L’arroseur arrosé
Imaginez une Pasionaria black comme on n’en fait plus. À la fois fine et forte, femme de tête autant que de jugement, persévérante au point de décrocher son MBA en ne négligeant rien de ses tâches d’infirmière, suffisamment battante pour se faire réélire six fois de suite au Congrès, une fille populaire et successful, lauréate d’une kyrielle de récompenses et élue « Femme de l’année » en 2001 par ses copains du Black Caucus. Alors, vous aurez devant vous Eddie Bernice Johnson, la « gentlewoman du Texas », première femme et première Africaine-Américaine à siéger à la Chambre des représentants pour faire entendre la voix des démocrates de Dallas. En ces temps où même les superhéros ont du vague à l’âme – voyez donc le dernier Spiderman au cinéma -, il faut la féliciter d’avoir entrepris une « mission impossible ».
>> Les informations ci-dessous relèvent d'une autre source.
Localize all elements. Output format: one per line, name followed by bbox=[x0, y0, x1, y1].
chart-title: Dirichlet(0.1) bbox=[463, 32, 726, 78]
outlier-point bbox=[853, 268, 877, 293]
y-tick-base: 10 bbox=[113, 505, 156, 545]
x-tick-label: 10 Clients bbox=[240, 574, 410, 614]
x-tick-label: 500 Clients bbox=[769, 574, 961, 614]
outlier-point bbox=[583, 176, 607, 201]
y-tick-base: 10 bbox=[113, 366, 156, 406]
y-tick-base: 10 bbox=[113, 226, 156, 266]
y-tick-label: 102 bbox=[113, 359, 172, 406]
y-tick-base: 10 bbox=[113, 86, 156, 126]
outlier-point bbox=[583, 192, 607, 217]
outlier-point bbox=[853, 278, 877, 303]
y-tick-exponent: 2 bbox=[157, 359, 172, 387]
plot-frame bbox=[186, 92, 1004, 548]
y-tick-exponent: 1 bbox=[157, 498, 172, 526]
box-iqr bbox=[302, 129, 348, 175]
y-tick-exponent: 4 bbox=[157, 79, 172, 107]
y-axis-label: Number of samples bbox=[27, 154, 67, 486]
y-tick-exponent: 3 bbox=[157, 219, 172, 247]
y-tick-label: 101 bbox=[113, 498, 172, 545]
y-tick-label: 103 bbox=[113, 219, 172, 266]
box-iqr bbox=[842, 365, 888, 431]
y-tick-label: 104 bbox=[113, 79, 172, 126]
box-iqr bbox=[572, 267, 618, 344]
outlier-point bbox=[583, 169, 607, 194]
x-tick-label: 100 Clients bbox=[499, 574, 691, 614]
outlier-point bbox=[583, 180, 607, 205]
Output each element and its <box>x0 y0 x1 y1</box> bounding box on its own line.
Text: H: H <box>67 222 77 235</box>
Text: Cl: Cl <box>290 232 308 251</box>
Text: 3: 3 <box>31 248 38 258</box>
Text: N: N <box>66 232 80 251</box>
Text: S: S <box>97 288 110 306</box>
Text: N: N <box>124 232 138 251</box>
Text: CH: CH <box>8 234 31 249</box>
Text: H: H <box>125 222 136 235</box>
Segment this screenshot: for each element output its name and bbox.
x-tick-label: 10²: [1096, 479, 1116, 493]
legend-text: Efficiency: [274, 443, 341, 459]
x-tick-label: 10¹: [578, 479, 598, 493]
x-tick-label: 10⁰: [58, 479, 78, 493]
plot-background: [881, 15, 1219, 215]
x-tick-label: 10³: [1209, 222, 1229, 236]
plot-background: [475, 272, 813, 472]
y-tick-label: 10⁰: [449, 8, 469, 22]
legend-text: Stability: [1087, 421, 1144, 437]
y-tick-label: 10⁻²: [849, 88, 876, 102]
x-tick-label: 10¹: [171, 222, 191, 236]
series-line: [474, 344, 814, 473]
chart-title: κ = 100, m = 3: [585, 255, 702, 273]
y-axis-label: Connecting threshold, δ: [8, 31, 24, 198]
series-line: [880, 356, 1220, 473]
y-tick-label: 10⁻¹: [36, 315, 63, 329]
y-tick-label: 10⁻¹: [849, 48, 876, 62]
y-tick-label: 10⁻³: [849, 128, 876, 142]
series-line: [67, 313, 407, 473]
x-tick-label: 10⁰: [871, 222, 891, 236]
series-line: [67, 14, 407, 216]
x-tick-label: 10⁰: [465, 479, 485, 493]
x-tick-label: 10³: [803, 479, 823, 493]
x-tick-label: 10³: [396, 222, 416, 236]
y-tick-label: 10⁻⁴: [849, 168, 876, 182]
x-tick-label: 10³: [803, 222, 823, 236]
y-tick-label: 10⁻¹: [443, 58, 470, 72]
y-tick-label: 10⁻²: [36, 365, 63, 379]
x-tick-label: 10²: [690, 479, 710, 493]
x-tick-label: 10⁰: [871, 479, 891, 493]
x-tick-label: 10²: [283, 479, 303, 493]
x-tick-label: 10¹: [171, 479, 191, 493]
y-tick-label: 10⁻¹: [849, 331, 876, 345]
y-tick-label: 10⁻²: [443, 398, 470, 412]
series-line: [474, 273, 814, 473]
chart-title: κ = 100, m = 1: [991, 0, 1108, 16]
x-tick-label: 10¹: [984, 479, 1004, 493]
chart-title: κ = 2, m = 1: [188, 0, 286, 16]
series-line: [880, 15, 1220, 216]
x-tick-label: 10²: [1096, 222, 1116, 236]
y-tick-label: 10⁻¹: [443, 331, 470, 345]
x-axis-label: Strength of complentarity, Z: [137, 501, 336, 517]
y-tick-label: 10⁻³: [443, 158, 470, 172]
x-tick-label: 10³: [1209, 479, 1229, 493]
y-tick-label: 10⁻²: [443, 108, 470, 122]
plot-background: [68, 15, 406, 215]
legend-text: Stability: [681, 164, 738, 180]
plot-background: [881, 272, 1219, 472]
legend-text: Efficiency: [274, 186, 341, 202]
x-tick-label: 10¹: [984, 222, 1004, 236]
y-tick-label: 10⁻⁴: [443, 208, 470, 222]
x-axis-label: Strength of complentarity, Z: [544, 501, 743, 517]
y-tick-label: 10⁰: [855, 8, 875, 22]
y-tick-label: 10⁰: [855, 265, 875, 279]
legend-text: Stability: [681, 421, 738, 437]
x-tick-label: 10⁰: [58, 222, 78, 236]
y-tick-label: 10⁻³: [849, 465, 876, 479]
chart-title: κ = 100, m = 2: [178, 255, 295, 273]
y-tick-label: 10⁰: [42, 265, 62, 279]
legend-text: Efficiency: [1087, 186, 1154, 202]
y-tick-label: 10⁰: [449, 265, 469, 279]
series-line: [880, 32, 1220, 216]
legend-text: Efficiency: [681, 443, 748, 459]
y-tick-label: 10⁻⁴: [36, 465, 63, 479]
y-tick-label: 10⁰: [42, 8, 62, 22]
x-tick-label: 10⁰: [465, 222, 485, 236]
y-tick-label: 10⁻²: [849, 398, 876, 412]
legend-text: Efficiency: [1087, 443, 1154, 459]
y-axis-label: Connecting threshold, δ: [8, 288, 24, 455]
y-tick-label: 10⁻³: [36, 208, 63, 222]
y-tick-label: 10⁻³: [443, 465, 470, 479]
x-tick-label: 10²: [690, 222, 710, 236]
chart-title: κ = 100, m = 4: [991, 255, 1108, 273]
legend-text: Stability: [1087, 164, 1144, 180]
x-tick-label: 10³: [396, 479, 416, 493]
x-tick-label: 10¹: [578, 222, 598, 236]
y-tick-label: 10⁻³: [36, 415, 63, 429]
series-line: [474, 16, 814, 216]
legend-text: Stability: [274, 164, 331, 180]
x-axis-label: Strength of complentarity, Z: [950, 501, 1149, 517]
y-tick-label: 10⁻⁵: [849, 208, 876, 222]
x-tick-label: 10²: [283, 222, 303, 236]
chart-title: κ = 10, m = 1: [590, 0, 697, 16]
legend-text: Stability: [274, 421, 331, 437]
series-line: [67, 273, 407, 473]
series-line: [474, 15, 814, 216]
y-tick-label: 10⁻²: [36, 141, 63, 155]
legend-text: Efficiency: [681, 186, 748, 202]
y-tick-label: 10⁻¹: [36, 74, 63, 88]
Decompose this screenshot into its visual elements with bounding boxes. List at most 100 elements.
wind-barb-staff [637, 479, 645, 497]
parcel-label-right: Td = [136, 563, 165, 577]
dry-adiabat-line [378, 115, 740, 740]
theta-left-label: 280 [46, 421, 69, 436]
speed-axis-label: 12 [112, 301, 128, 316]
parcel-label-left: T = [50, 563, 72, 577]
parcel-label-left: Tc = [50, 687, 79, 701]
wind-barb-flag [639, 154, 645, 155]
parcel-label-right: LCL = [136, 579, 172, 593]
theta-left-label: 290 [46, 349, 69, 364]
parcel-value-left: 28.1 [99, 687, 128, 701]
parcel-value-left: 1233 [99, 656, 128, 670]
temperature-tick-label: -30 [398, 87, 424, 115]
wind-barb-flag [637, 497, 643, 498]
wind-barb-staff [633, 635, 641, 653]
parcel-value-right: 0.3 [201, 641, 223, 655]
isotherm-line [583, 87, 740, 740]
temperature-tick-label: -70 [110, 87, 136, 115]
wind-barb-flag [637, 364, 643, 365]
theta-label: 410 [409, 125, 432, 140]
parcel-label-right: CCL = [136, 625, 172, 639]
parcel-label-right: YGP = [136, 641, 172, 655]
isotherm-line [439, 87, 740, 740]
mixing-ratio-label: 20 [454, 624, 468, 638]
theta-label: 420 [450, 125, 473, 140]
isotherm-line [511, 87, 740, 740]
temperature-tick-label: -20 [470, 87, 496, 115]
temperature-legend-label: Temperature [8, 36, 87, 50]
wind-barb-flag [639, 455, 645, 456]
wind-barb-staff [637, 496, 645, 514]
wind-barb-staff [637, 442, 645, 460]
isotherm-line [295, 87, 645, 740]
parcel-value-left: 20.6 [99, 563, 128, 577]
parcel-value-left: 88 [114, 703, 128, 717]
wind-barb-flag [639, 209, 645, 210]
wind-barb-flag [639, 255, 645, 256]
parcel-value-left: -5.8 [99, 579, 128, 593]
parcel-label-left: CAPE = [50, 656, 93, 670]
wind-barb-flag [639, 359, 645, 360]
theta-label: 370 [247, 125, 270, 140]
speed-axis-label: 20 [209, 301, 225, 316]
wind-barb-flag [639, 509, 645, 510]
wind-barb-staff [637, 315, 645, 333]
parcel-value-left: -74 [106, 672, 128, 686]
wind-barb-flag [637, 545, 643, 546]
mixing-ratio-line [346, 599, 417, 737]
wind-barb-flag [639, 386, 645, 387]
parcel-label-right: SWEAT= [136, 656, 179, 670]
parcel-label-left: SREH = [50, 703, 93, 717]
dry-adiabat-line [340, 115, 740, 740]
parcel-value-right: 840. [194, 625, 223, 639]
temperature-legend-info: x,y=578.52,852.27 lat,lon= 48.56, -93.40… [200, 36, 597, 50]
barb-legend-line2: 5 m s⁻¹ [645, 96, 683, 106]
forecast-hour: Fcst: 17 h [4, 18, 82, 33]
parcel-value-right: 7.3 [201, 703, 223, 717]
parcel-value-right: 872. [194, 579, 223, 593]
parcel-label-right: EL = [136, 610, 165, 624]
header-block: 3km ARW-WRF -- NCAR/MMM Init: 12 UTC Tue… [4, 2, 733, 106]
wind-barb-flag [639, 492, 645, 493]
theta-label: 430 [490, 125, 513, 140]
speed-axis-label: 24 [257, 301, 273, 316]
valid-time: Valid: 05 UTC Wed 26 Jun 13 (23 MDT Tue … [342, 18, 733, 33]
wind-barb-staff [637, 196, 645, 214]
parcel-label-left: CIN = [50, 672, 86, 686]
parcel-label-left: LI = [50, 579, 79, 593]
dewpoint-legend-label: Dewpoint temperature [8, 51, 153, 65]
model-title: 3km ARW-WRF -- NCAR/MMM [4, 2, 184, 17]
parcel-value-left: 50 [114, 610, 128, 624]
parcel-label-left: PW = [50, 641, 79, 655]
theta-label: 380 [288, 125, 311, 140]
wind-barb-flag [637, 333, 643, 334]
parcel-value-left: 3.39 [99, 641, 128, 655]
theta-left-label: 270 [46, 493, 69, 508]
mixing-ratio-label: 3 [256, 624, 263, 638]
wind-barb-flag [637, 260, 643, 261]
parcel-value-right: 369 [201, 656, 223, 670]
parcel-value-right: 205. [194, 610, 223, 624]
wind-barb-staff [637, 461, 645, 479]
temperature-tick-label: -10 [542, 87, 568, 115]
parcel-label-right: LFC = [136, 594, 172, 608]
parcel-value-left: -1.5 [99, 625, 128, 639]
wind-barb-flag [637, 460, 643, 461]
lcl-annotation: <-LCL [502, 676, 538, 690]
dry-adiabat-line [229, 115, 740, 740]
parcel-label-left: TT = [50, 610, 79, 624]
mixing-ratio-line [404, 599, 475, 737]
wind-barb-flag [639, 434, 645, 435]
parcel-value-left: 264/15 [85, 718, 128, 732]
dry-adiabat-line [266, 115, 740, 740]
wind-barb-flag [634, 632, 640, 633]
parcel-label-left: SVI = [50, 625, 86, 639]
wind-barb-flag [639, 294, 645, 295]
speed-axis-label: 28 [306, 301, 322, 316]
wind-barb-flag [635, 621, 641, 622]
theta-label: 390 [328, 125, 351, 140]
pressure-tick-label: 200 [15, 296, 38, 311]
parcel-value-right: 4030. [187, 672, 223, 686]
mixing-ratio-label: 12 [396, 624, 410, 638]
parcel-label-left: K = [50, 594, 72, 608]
Preuve qu’Eddie Bernice est de ces femmes au caractère trempé : elle a ni plus ni moins décidé de demander aux Nations unies de déployer des observateurs internationaux pour veiller au bon déroulement de l’élection présidentielle américaine du 2 novembre. Les bras m’en tombent. Comment ? Dans ce grand pays démocratique, chantre de la vertu du bulletin de vote sous toutes les latitudes, la confiance ne régnerait-elle pas ? L’urne du Kansas ne vaudrait pas tripette ? Obligé de faire appel à des p’tits gars du Malawi, du Lesotho ou de Guinée- Conakry pour vérifier que tous les citoyens ont perforé leur carte d’électeur et que 2 + 2 font bien 4, et pas 5.
Je plaisante, mais pas Eddie Bernice. Elle veut à tout prix « éviter que se reproduise le cauchemar de l’année 2000 ». Et pas question de recaler sa démarche pour vice de procédure : elle a suivi la voie hiérarchique et écrit au secrétaire d’État Colin Powell, qui doit transmettre la requête à Kofi Annan. Mais pourquoi tant d’ire ? Parce qu’un rapport de la Commission fédérale sur les droits civiques de 2001 avait conclu que « le processus électoral en Floride en 2000 avait abouti à nier le droit de voter à un grand nombre de personnes ». Or, depuis, George Bush n’a pas levé le petit doigt pour réparer la machine. Un vrai scandale, qui pourrait bien conduire, en novembre prochain, la seule superpuissance qu’il nous reste sur cette planète à se voir contrainte de subir un « affront » : le jugement d’États lilliputiens qui aimeraient rendre la monnaie de sa pièce à l’Oncle Sam.